Side note: In truth, when I first started Circle in August 2009, my interests were mainly focused on developing my psychic abilities. As it turned out, this was not a class about chakras, crystals or the paranormal. Most weeks were spent peeling off layer after layer of belief and societal patterns, fears, religious dogma and lifetimes of karmic dross. I learned a lot about myself during these years, and it had its time and place in my life, but by August 2017, I was grateful when the spotlight didn’t fall on me on a Monday night. There was a moment when I knew in my heart that it was time to step out of Circle. It had been brewing for a while, and one thing I knew for sure was I shouldn’t feel worse when I left than when I entered. It had become a toxic environment for me. It is an interesting reflection knowing that Circle itself became something that I needed to let go of.

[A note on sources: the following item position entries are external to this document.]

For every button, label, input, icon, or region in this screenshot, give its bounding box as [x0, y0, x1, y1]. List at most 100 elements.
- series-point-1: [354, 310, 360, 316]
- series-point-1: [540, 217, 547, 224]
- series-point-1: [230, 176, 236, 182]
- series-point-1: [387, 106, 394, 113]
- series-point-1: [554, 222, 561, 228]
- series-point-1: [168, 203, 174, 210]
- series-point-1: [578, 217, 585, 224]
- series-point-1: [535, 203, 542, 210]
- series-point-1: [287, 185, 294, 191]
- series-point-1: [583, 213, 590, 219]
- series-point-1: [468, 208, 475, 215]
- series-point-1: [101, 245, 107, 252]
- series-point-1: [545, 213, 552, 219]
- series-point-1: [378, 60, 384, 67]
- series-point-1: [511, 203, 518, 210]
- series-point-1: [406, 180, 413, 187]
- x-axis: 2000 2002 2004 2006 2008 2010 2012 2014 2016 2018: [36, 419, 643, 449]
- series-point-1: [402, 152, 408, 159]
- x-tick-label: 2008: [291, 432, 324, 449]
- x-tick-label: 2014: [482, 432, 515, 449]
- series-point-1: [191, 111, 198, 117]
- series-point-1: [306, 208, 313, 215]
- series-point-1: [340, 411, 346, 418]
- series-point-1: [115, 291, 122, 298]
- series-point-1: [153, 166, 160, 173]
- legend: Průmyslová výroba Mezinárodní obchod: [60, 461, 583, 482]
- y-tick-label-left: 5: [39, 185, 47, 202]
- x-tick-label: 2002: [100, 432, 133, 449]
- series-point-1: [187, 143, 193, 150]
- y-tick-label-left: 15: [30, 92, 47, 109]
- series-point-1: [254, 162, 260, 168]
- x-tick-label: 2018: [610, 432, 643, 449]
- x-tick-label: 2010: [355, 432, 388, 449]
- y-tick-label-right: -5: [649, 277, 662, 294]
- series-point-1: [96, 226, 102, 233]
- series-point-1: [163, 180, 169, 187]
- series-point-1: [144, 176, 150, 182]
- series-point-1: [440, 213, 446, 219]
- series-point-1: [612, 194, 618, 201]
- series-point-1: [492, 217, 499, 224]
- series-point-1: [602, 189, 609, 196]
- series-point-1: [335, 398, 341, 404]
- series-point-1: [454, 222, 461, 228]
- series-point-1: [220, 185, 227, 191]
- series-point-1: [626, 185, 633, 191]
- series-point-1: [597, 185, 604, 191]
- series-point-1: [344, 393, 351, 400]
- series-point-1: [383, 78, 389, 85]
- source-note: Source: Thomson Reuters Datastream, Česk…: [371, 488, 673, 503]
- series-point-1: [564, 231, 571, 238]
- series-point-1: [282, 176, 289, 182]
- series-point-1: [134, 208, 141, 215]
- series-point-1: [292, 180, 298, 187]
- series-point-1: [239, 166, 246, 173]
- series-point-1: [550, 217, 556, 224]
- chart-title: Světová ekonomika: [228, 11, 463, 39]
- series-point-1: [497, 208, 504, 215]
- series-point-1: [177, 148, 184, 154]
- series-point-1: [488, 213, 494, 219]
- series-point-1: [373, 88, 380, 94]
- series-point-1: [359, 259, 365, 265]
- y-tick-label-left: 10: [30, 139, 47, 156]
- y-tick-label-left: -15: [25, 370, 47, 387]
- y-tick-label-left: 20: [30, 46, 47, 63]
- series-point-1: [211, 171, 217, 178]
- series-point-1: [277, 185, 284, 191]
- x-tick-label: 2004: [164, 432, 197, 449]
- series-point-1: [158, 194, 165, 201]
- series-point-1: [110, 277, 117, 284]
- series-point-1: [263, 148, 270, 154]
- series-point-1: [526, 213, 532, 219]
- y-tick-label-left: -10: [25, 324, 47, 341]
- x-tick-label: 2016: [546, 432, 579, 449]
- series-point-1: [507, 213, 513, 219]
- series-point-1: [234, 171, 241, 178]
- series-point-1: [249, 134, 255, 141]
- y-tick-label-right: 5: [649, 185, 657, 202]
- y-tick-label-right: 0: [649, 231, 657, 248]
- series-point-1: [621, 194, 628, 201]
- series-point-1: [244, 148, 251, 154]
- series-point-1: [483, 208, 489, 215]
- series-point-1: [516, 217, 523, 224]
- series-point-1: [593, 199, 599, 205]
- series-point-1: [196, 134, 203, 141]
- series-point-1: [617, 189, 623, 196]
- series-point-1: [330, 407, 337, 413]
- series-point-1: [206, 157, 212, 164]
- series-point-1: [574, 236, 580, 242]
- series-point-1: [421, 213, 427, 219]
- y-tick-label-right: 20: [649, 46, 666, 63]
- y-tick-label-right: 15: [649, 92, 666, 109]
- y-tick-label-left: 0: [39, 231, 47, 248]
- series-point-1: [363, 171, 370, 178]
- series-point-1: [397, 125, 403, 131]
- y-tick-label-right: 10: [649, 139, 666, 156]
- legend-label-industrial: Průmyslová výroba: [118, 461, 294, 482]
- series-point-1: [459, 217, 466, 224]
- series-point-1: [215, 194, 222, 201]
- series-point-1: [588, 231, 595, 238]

Lynn Whitty (Shiona as she is known in the Spirit Art World) became my art mentor for many years after 2012. I remember getting my first packet of mungyo soft pastels and driving myself to her then home in Springvale (southeast of Melbourne). She had the most amazing acrylic painting, which had been an Archibald entry, hung at her front door. I stood there in awe and thought to myself, ‘ One day, I want to be able to paint like that.’

Lyn is a bright and colourful character. Her modern hairstyle, funky glasses, and laugh make her stand out in any crowd. The room she taught from had a room full of easels. It was warm and cozy, with years of pastel dust staining the carpet. I felt instantly comfortable. As several other ladies came in, chatting, mingling and settling down with cups of tea, Lynn asked what I wanted to get out of class. I stated “I can’t draw animals and I can’t draw people.” Boy, was I wrong!

My first drawing was of a man in a green cape with a wolf. It was pretty two dimensional, and his eyes were a little close set, but considering I had never used soft pastels before, I was really proud of what I had achieved.

Something shifted in me during that first lesson. I realised I was capable of much more than I had imagined. Getting through stomach cancer and surgery had mostly been out of my control. I had to hand my life over to other people. I had to trust that the doctors, surgeons and specialists did what they were trained to do.

There were many lessons in there for me, including that of letting go and being more vulnerable than I had ever been in my life. This ‘creating space’, however, was a place that was just mine. A place where my inner child could learn and play.

My inner child! Of course, I had been neglecting her. I had all this grown-up, responsible stuff to do. From the age of 6, when I lost my father to bowel cancer, I became the responsible one. My childhood had been cruelly snatched out from under me, and now, with the help of my cancer, I had a chance to embrace her again.

This time, she could be encouraged, nurtured and supported, and I realised it was my job to give her the time and effort she needed to flourish. I was starting to really understand the meaning of gratitude and abundance. My vulnerability had opened up possibilities. It created a place for growth and transformation, so that is what I chose.

If I could get through stage 3 cancer, then my life, as I knew it, had already jumped tracks. What did I have to lose? The worst that could happen is that I could fail dismally. But how was I ever going to know unless I gave it a go?

My Wednesday mornings became my ritualistic art day. I set up a small easel at home in our family room and I worked at my craft every single day. This was the beginning of my art as therapy.